Il lino comune: una pianta versatile

I semi di lino sono lunghi dai quattro ai 6 millimetri e mezzo e larghi dai due ai tre millimetri. Sono ovali, hanno una superficie liscia e sono avvolti da una cuticola gialla o marrone a seconda della tipologia. I semi vengono ottenuti dal lino comune e si raccolgono fra agosto e settembre. Il lino comune è una pianta annuale domesticata e viene coltivata specialmente per la produzione di olio di semi di lino, semi di lino e fibra di lino.
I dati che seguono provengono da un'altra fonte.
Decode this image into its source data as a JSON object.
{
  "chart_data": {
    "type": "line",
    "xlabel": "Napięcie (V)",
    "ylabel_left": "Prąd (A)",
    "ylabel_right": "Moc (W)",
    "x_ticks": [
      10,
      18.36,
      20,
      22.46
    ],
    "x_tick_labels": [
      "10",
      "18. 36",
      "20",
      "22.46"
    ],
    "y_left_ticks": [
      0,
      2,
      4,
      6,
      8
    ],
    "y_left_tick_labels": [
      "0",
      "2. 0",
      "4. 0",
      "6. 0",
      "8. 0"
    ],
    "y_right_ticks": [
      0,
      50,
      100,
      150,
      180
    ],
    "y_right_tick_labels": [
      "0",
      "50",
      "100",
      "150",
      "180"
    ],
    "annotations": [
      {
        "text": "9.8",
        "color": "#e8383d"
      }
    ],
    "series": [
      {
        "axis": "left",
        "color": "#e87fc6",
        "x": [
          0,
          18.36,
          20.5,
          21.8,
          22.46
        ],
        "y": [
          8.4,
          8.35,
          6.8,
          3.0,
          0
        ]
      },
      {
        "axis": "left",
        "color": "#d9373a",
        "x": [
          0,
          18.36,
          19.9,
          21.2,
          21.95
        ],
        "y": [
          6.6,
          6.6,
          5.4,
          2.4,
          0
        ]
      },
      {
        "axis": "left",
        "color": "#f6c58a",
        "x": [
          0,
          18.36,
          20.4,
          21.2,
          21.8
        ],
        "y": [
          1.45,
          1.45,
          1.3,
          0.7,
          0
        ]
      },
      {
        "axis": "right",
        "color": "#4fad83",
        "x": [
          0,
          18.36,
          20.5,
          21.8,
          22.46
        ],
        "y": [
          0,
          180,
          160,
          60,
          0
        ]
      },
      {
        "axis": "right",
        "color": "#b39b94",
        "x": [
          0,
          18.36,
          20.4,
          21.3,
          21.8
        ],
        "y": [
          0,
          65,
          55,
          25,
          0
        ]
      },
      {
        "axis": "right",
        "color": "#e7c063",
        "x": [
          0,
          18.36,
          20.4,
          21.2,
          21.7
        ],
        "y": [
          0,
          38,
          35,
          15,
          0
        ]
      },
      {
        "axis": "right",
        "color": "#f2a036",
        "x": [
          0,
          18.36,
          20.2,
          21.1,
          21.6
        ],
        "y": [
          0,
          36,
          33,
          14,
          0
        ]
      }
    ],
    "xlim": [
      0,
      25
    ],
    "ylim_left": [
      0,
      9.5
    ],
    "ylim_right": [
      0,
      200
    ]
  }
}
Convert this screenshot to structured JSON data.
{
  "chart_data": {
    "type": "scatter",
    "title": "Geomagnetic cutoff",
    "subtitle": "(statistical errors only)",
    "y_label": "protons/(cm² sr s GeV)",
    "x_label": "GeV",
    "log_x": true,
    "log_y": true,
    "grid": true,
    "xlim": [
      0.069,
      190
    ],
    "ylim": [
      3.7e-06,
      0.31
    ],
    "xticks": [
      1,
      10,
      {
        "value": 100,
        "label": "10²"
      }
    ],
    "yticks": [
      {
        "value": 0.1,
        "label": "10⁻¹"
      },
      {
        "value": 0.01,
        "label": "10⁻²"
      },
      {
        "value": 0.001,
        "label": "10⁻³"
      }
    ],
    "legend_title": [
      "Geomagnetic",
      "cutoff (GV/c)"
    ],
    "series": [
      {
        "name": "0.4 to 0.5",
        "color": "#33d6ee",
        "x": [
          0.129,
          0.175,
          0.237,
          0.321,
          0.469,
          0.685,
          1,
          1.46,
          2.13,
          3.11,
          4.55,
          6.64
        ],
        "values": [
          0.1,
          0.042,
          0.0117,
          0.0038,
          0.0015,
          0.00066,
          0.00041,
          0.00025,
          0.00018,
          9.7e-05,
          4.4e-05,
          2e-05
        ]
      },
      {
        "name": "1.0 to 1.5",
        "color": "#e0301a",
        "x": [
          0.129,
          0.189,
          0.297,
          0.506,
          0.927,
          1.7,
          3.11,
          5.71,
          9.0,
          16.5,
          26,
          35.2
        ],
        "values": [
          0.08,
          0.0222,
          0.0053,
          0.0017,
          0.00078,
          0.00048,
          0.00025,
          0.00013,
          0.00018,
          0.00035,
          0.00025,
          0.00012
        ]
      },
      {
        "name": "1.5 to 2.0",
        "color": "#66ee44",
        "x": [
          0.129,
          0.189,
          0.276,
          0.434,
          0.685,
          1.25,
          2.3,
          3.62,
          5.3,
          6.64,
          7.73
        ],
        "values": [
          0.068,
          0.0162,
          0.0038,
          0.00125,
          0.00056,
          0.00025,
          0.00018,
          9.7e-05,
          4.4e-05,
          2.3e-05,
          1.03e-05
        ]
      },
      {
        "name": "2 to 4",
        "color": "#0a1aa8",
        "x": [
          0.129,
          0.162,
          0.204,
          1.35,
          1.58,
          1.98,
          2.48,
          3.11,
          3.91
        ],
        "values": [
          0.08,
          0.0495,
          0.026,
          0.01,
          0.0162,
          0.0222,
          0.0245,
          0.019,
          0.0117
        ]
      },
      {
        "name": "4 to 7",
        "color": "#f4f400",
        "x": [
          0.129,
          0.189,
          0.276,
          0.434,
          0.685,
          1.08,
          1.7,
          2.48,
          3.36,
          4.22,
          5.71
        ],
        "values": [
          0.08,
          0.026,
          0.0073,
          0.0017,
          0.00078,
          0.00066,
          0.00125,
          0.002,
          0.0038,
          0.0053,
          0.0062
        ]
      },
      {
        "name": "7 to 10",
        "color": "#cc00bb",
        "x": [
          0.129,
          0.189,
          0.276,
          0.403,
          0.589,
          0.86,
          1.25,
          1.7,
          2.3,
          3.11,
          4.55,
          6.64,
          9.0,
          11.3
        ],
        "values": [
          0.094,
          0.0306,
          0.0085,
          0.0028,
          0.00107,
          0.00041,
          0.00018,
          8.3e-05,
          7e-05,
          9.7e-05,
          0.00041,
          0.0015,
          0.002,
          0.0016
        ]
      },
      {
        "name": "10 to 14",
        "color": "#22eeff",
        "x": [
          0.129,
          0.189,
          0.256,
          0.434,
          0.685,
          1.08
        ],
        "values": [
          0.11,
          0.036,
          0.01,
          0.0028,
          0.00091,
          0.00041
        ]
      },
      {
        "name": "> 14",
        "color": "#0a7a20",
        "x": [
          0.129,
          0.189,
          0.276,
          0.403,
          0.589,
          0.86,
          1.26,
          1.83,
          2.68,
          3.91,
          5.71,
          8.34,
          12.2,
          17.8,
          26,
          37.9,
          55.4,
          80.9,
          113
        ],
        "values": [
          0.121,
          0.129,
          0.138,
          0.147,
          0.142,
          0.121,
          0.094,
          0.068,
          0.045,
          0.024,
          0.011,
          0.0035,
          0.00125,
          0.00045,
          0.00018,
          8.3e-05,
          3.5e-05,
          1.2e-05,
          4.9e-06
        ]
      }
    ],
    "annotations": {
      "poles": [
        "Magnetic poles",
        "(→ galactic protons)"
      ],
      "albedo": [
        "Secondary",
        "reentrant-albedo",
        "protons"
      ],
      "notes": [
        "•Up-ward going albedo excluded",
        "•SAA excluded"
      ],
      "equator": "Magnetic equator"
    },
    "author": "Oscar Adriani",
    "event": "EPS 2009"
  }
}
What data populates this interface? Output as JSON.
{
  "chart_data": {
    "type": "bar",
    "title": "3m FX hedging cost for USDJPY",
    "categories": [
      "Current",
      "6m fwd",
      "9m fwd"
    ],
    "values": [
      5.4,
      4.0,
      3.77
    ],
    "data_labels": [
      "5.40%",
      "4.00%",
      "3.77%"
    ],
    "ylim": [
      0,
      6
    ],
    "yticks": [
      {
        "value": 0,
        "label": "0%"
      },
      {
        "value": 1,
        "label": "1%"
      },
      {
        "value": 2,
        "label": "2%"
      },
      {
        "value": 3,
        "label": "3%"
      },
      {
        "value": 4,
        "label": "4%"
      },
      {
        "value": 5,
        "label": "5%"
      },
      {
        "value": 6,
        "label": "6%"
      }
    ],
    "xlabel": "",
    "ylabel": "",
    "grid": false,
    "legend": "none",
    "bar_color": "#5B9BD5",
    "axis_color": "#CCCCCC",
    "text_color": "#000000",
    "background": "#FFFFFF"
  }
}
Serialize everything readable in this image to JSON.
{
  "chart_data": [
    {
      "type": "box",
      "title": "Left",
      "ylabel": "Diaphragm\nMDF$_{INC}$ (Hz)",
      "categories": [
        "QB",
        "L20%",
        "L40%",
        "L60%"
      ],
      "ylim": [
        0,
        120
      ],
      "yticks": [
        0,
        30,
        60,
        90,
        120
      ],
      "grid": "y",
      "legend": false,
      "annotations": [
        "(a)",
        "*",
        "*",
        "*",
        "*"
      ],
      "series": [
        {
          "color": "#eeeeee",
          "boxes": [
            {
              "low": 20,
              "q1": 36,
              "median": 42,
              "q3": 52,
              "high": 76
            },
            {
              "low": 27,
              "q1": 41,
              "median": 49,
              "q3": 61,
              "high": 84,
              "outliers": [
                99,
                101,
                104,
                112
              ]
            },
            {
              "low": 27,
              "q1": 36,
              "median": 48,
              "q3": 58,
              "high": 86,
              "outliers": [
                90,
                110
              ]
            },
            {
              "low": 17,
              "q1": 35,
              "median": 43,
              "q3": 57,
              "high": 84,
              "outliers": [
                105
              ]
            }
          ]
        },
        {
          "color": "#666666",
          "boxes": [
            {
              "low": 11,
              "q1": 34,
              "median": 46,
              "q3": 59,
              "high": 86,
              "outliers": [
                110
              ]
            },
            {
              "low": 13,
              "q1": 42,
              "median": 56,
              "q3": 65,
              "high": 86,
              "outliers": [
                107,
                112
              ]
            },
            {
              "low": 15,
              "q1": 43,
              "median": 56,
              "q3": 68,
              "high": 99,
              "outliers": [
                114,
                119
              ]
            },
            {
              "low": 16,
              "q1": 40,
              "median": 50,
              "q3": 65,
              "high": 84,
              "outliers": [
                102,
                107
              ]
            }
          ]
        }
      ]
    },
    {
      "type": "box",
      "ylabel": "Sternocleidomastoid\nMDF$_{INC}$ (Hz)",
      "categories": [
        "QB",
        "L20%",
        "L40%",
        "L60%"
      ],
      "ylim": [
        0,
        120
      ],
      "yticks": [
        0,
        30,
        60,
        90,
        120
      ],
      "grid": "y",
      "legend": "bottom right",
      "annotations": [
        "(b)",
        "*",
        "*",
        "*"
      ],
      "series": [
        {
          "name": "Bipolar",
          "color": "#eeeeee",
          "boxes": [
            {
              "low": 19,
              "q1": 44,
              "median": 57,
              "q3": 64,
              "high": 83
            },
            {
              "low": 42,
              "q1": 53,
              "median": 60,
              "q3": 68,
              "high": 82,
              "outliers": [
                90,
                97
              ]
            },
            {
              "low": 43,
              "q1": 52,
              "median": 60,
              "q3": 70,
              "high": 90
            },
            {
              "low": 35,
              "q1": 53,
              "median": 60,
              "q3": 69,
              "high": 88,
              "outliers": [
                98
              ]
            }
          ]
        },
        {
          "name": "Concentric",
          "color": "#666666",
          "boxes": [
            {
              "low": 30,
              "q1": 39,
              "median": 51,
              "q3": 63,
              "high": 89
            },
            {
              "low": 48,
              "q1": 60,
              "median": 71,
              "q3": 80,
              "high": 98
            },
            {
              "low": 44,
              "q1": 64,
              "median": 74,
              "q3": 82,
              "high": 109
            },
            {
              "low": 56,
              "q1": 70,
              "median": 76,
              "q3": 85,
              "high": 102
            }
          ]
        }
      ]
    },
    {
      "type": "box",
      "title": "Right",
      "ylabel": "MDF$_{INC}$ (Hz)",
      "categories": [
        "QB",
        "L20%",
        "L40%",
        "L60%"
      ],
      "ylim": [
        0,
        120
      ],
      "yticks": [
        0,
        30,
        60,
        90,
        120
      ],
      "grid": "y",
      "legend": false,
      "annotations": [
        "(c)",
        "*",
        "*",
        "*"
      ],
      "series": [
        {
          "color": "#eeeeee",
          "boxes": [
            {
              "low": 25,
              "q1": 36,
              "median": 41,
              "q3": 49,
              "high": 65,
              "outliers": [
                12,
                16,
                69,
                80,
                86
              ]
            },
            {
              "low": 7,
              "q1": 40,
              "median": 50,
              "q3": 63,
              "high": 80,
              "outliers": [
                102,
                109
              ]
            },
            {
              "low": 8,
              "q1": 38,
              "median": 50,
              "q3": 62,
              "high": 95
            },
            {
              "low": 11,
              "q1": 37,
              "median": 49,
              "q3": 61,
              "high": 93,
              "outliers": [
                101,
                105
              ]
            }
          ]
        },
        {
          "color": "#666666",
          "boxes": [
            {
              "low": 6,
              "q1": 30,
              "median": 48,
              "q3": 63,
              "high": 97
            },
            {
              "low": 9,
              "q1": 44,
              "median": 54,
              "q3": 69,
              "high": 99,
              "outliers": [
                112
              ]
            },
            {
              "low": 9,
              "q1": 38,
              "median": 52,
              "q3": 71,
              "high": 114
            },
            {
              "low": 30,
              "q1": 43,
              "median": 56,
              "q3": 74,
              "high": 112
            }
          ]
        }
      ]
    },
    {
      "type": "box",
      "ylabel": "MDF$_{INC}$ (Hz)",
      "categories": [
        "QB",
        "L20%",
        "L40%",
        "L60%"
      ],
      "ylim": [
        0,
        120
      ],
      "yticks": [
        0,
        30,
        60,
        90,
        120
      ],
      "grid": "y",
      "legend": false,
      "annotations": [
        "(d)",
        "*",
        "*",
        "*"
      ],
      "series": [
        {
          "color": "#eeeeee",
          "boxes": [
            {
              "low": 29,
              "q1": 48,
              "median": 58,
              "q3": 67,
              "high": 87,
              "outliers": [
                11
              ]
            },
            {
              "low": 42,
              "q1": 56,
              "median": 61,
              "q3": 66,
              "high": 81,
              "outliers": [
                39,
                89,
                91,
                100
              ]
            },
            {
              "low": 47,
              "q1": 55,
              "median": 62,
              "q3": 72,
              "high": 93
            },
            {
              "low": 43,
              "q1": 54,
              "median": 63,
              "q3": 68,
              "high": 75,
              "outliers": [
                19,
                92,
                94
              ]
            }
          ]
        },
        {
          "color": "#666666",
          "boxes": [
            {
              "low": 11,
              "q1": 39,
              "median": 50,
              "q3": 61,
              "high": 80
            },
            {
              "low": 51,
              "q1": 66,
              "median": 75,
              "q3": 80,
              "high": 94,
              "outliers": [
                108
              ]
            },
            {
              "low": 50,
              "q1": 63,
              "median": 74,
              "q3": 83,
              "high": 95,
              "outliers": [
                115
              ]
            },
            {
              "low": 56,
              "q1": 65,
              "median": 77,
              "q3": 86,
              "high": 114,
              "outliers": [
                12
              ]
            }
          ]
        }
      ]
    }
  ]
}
Le colture di lino si trovano principalmente in Cina, Russia, Egitto e Francia.

Food Facts Food Facts

I semi di lino

Famiglia

Linacee

Calorie

475 kcal per 100 g

Valori nutrizionali

10,8 g di carboidrati, 27,3 g di fibre, 33,6 g di grassi, 17,9 g di proteine per 100 g

Stagionalità

Disponibili tutto l’anno

Conservazione

In un barattolo a chiusura ermetica, in un luogo asciutto e al riparo dalla luce, a temperatura ambiente (dai 18 ai 22 °C)

Durata

Da 6 mesi a 2 anni

Semi interi o macinati? Consigli per l’acquisto e la conservazione

In commercio si possono trovare semi di lino interi o macinati. Il corpo riesce ad assorbire meglio le sostanze nutritive di questi semi specialmente quando sono tritati. Tuttavia, la macinazione può esporre i semi all’ossidazione. Ecco perché i semi tritati scadono più rapidamente e si possono conservare solo da sei a dodici settimane.

I semi di lino interi, invece, se conservati correttamente, mantengono la loro fragranza fino a due anni. Se mangiati in questo modo, però, non vengono digeriti bene e quindi l’organismo non potrà godere dei loro benefici. Per questo, potresti semplicemente tritare la quantità di semi che pensi ti servirà in un giorno utilizzando magari un macina spezie o un macinino per il caffè. Puoi assumerne circa due cucchiai al giorno. I semi scaduti ammuffiscono raramente, ma tendono ad irrancidire e dunque ad avere un sapore amaro. I semi freschi invece hanno un aroma più nocciolato.

Dalla colazione alla cena: i semi di lino sono sempre perfetti

I semi di lino sono molto versatili in cucina e puoi gustarli ad ogni pasto. Al mattino, spargi qualche seme sul muesli oppure mescolali allo yogurt o al formaggio fresco. A pranzo o a cena, guarnisci con i semi zuppe e insalate. I semi di lino sono un ingrediente molto amato anche per fare il pane. Sono davvero squisiti nel pane integrale fatto in casa: puoi preparare un impasto base semplicemente mescolando un chilo di farina integrale (di grano o di spelta), un cubetto di lievito, un cucchiaio di sale, 600 millilitri di acqua tiepida e un pugno di semi di lino macinati.

Ecco perché i semi di lino sono così pregiati

Da un punto di vista fisiologico e alimentare, i semi di lino possono essere paragonati ai semi di chia. È vero, con i semi di lino non si può preparare il pudding, ma anche i semi di lino sono molto ricchi di fibre solubili che, se entrano a contatto con l’acqua, creano un gel che stimola la digestione. Bada però a bere sempre molto quando mangi i semi di lino.

Quando si dà uno sguardo ai valori nutrizionali dei semi di lino, si nota subito quanto siano ricchi di grassi, ma sono quasi esclusivamente grassi saturi pregiati del tipo omega-3 e omega-6 che contribuiscono a mantenere il livello di colesterolo giusto nel sangue. Inoltre, i semi di lino contengono tanti sali minerali, come il potassio, il magnesio e il calcio, necessari per molte funzioni del nostro corpo, come ad esempio il corretto funzionamento dei muscoli e la trasmissione degli stimoli tra le cellule nervose.